Solution I came up with so far:

pre-hashing: compute some invariants for all objects from old and new, hash them, store hash in the objects (as a field of struct T). Then comparison of saved hashes is used to determine if objects are different; this pre-hashing can be threaded at will and does not blow up the size of those arrays (those invariants are too large to be stored).

Unfortunately (potential) hash collisions or equal objects are still making (single-threaded) unique! slow (on the positive side: my hashing of invariants is perfect so far

I’m looking for

a clever way to multithread unique!, or
a different scheme to achieve similar result, or
(my favourite) for someone to surprise me with a clever solution I’d never think of

tomerarnon · October 7, 2020, 8:29pm

Did you define == yourself on these types? If so, or if you have the option to, I would try to make it cheaper (i.e. looking at fields that are likely to be different early in the comparison, comparing small fields first, etc.). Then, maybe this can help:

unique(Iterators.flatten((old, new)))

In place unique! doesn’t seem to be that helpful in this case anyway, since the very act of [old; new] seems like an unavoidable allocation.

abulak · October 7, 2020, 8:48pm

I did defined == for T and it’s a costly function; the point is that the == relation may identify objects which have completely different presentation, so it’s definitely not correct to compare fields.

Thanks for the tip with unique(Iterators.flatten(...)), but unfortunately it is slower than my use of unique!. Maybe a pseudocode will help to better illustrate the problem. Here produce_new(x,y) is a function that takes two structs and mixes them together to produce a new one.

function generate_thr(S::AbstractVector{T}, produce_new; n=4) where T
    old = unique!([one(first(S)), S...])
    sizes = [length(old)]
    new = similar(old, 0)

    # multi-threaded part:
    for r in 2:n
        resize!(new, (length(old)-1)*length(S))
        for old_idx in 1:length(old)-1
            b = old[old_idx+1]
            Threads.@threads for S_idx in 1:length(S)
                g = produce_new(b, S[S_idx])
                hash(g) # stores hash of invariants in g
                new[length(S)*(old_idx-1)+S_idx] = g
            end
        end

        # single-threaded part:
        append!(old, new)
        resize!(new, 0) # to allow GC to free memory, if necessary
        unique!(old)
        # old = unique(Iterators.flatten((old, new)))
        push!(sizes, length(old))
    end
    return old, sizes
end

Oscar_Smith · October 7, 2020, 8:49pm

A simple way to relatively effectively multi thread this is to make n sets each containing 1/nth of the list, and compute their union.

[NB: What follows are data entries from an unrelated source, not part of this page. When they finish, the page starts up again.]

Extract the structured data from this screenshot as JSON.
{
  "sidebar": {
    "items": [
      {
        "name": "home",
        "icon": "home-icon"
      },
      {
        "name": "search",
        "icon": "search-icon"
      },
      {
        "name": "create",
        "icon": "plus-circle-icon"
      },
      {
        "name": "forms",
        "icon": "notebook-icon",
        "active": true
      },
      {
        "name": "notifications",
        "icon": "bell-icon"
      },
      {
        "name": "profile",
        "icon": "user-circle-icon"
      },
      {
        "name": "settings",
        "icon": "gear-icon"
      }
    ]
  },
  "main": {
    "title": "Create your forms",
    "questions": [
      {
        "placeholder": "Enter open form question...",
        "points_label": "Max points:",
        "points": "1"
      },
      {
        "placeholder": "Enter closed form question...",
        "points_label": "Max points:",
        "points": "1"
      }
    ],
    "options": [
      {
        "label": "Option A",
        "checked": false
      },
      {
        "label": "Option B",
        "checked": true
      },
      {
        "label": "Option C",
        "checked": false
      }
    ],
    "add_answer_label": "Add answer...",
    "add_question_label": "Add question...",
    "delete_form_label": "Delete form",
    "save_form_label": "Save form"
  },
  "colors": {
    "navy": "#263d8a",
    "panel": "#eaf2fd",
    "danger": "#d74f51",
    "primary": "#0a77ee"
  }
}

abulak · October 7, 2020, 8:56pm

I was thinking about partitioning [old; new] into more parts and computing unions in tree-like reduction (which would produce a nice threading opportunities with Threads.@spawn), but couldn’t come up with something working fast ;/ that said I don’t have much experience with the new threading interface…

Henrique_Becker · October 7, 2020, 9:45pm

If I am not wrong, unique! is faster if the elements are sorted (even with the overhead of sorting, it is better to call sort! and then unique! than just unique!). This raises two questions:

Can you define an ordering for your type? It does not need to make much semantic sense, only needs to be consistent and, preferably, fast to compute.
Do you need the elements in both Vectors to stay in the order they already were?
If you can sort each list individually, then you can combine them while removing duplicates in O(n).

abulak · October 7, 2020, 9:52pm

that’s a good idea with sorting; I have an ordering, but it’s not consistent with [old; new] requirement; but maybe this could be tweaked…
I’d prefer them to, but that’s not a strict requirement

following the fib example:

function my_unique(itr, threshold=256)
    length(itr) < threshold && return unique!(itr)
    k = length(itr)÷2
    right = Threads.@spawn my_unique(itr[k+1:end], threshold)
    return union!(my_unique(itr[1:k], threshold), fetch(right))
end

is this the pattern I should follow?

Tamas_Papp · October 9, 2020, 10:41am

Use an OrderedSet, only insert new elements, collect when done.

also preserves order AFAIK and has a cool API to avoid hash table lookups twice.

tkf · October 9, 2020, 4:32pm

FYI ThreadsX.jl has ThreadsX.unique. It should work with many iterator transforms including Iterator.flatten.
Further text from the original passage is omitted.